On Nov. 8, the employer contacted the WSIB requesting entitlement to 100 per cent cost relief from the board’s Second Injury and Enhancement Fund (SIEF). The SIEF is a fund that provides employers with financial relief from workers’ compensation costs when a workplace accident is caused by an employee’s prior disability, or a pre-existing condition contributes to a prolonged recovery from a workplace accident. The employer argued that the worker’s loss of balance and fall at work was caused by his blindness, and the extent of his disability was significant enough to warrant full cost relief.
A WSIB case manager found the worker’s blindness didn’t contribute to the worker’s injury or any delayed recover, so the employer’s claim was denied. The employer appealed to the Ontario Workplace Safety and Insurance Appeals Tribunal, referring to a U.S. medical article on visual impairment and measured balance that reported reduced visual inputs could weaken the body’s systems that maintain balance and “self-reported falling difficulties were significantly more common among those having (vision impairment) compared to those having normal vision.” The employer argued that there was a medical consensus that having a visual impairment was associated with poor balance and predisposed the worker to incurring an injury.
The tribunal referred to the SIEF policy document, which defines a pre-accident disability as “a condition which has produced periods of disability in the past requiring treatment and disrupting employment” and a pre-existing condition as “an underlying or asymptomatic condition which only becomes manifest post-accident.”
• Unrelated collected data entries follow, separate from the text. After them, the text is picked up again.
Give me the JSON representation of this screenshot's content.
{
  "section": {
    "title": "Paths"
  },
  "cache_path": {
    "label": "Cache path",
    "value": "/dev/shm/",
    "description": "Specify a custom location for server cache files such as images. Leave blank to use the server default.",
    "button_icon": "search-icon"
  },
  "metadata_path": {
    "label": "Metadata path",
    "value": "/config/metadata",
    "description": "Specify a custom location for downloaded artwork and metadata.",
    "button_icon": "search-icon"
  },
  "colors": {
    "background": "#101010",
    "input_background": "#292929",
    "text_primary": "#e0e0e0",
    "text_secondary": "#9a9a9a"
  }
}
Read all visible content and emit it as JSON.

Turning around caused fall, not blindness: Tribunal
The tribunal disagreed that there was medical evidence indicating the worker’s fall was caused by his blindness. The article to which the employer referred was a general journal article and not specific medical evidence on the worker’s accident. There was a doctor’s report describing the worker’s fall as “likely due to a combination of factors including decreased vision, existing arthritis, peripheral neuropathy, and mechancial factors,” but this report didn’t fully explore the accident history — particularly the fact the worker fell while abruptly turning around.
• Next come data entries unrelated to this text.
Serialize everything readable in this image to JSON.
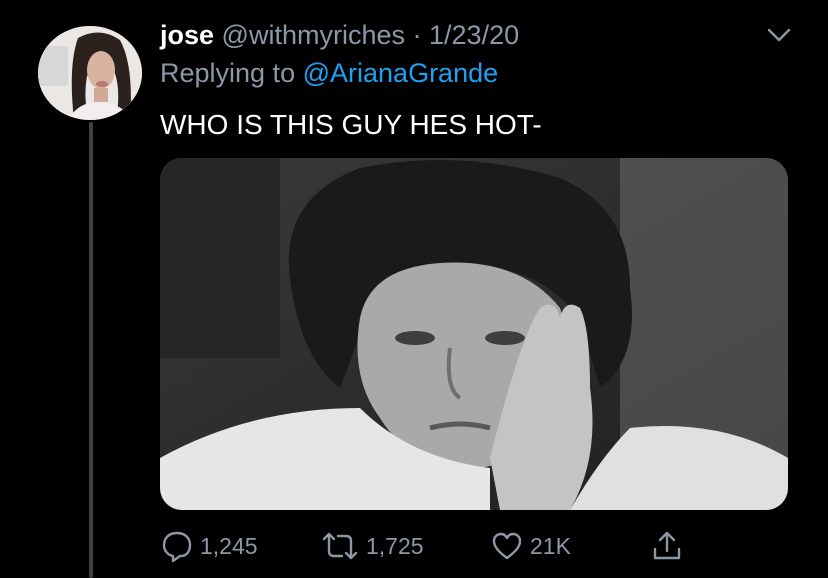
{
  "tweet": {
    "display_name": "jose",
    "handle": "@withmyriches",
    "separator": "·",
    "date": "1/23/20",
    "replying_to_prefix": "Replying to",
    "replying_to_handle": "@ArianaGrande",
    "text": "WHO IS THIS GUY HES HOT-"
  },
  "actions": {
    "replies": "1,245",
    "retweets": "1,725",
    "likes": "21K"
  },
  "icons": {
    "menu": "chevron-down-icon",
    "reply": "reply-bubble-icon",
    "retweet": "retweet-icon",
    "like": "heart-icon",
    "share": "share-upload-icon"
  },
  "colors": {
    "background": "#000000",
    "text": "#ffffff",
    "muted": "#8b98a5",
    "link": "#1da1f2",
    "thread_line": "#3d4147"
  }
}
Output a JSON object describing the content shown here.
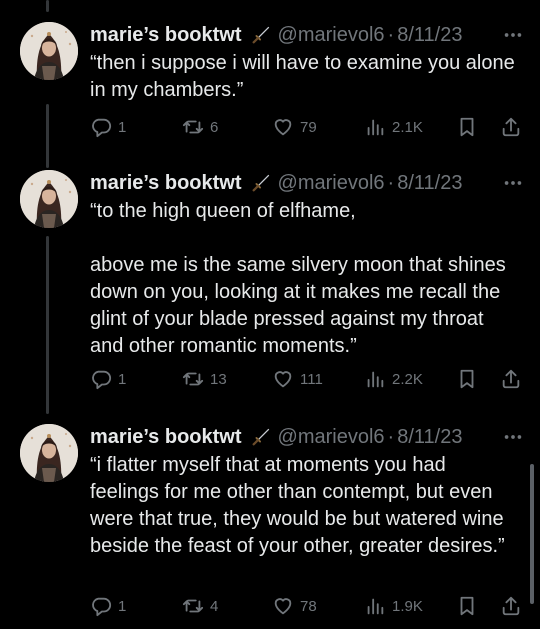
{
  "tweets": [
    {
      "name": "marie’s booktwt",
      "handle": "@marievol6",
      "separator": "·",
      "date": "8/11/23",
      "text": "“then i suppose i will have to examine you alone in my chambers.”",
      "replies": "1",
      "reposts": "6",
      "likes": "79",
      "views": "2.1K"
    },
    {
      "name": "marie’s booktwt",
      "handle": "@marievol6",
      "separator": "·",
      "date": "8/11/23",
      "text": "“to the high queen of elfhame,\n\nabove me is the same silvery moon that shines down on you, looking at it makes me recall the glint of your blade pressed against my throat and other romantic moments.”",
      "replies": "1",
      "reposts": "13",
      "likes": "111",
      "views": "2.2K"
    },
    {
      "name": "marie’s booktwt",
      "handle": "@marievol6",
      "separator": "·",
      "date": "8/11/23",
      "text": "“i flatter myself that at moments you had feelings for me other than contempt, but even were that true, they would be but watered wine beside the feast of your other, greater desires.”",
      "replies": "1",
      "reposts": "4",
      "likes": "78",
      "views": "1.9K"
    }
  ],
  "icons": {
    "verified_emoji": "dagger-icon",
    "more": "more-icon",
    "reply": "reply-icon",
    "repost": "repost-icon",
    "like": "heart-icon",
    "views": "views-icon",
    "bookmark": "bookmark-icon",
    "share": "share-icon"
  },
  "colors": {
    "background": "#000000",
    "primary_text": "#e7e9ea",
    "secondary_text": "#71767b",
    "thread_line": "#333639"
  }
}
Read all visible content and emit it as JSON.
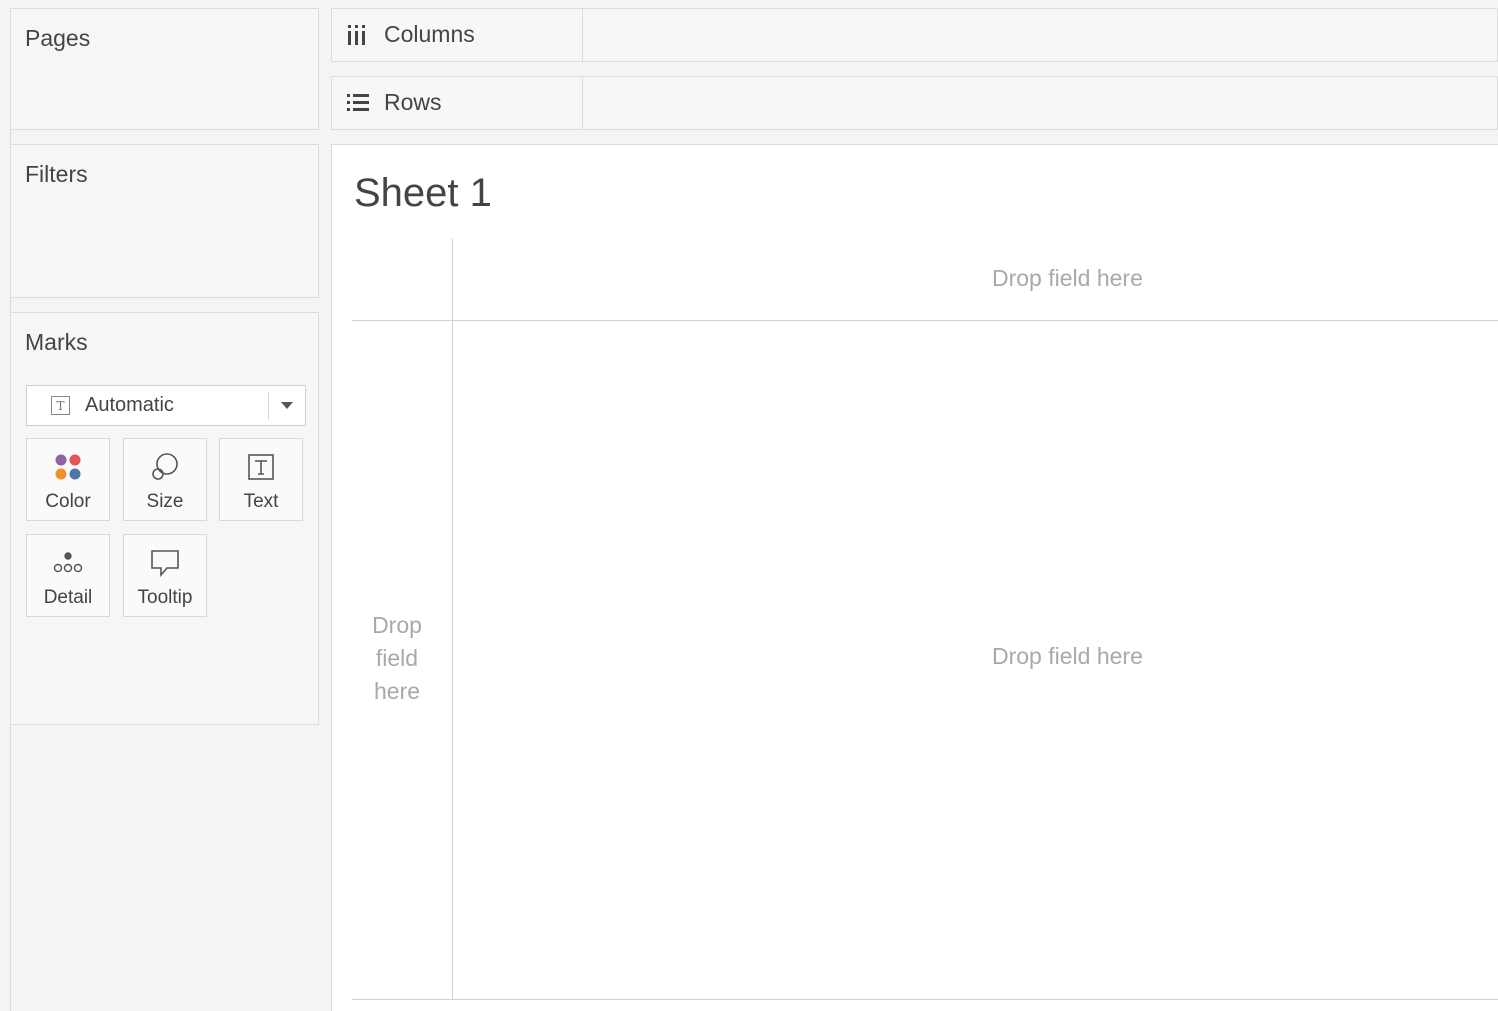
{
  "cards": {
    "pages_title": "Pages",
    "filters_title": "Filters",
    "marks_title": "Marks"
  },
  "marks": {
    "type_label": "Automatic",
    "type_icon": "text-mark-icon",
    "buttons": [
      {
        "label": "Color",
        "icon": "color-icon"
      },
      {
        "label": "Size",
        "icon": "size-icon"
      },
      {
        "label": "Text",
        "icon": "text-icon"
      },
      {
        "label": "Detail",
        "icon": "detail-icon"
      },
      {
        "label": "Tooltip",
        "icon": "tooltip-icon"
      }
    ],
    "color_dots": [
      "#8f63a6",
      "#e15759",
      "#f28e2b",
      "#4e79a7"
    ]
  },
  "shelves": {
    "columns_label": "Columns",
    "rows_label": "Rows"
  },
  "view": {
    "sheet_title": "Sheet 1",
    "drop_columns": "Drop field here",
    "drop_rows_lines": [
      "Drop",
      "field",
      "here"
    ],
    "drop_main": "Drop field here"
  }
}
The employer submitted that there were no risk factors at the workplace that contributed to the worker’s fall and the triggering factor was the worker’s blindness, but the tribunal found there was no proof of this. The tribunal found that it was the act of turning that precipitated the loss of balance and resulting injury, not the worker’s blindness. And since the worker’s blindness wasn’t the cause of the accident, the employer wasn’t entitled to full relief of its costs, said the tribunal.
The tribunal also found that the worker’s blindness wasn’t a pre-existing condition or disability as defined in the SIEF policy document for eligibility for relief. The blindness wasn’t something that was asymptomatic and manifested after the accident. In addition, though the worker may have had periods of disability requiring treatment, there was no evidence his blindness disrupted his employment — the worker had a longstanding employment relationship with the employer for 30 years, said the tribunal.
The tribunal determined that the worker’s blindness wasn’t the cause of his workplace accident and injury and it didn’t prolong or enhance the worker’s recovery. The employer’s claim for relief for its costs from the SIEF was denied.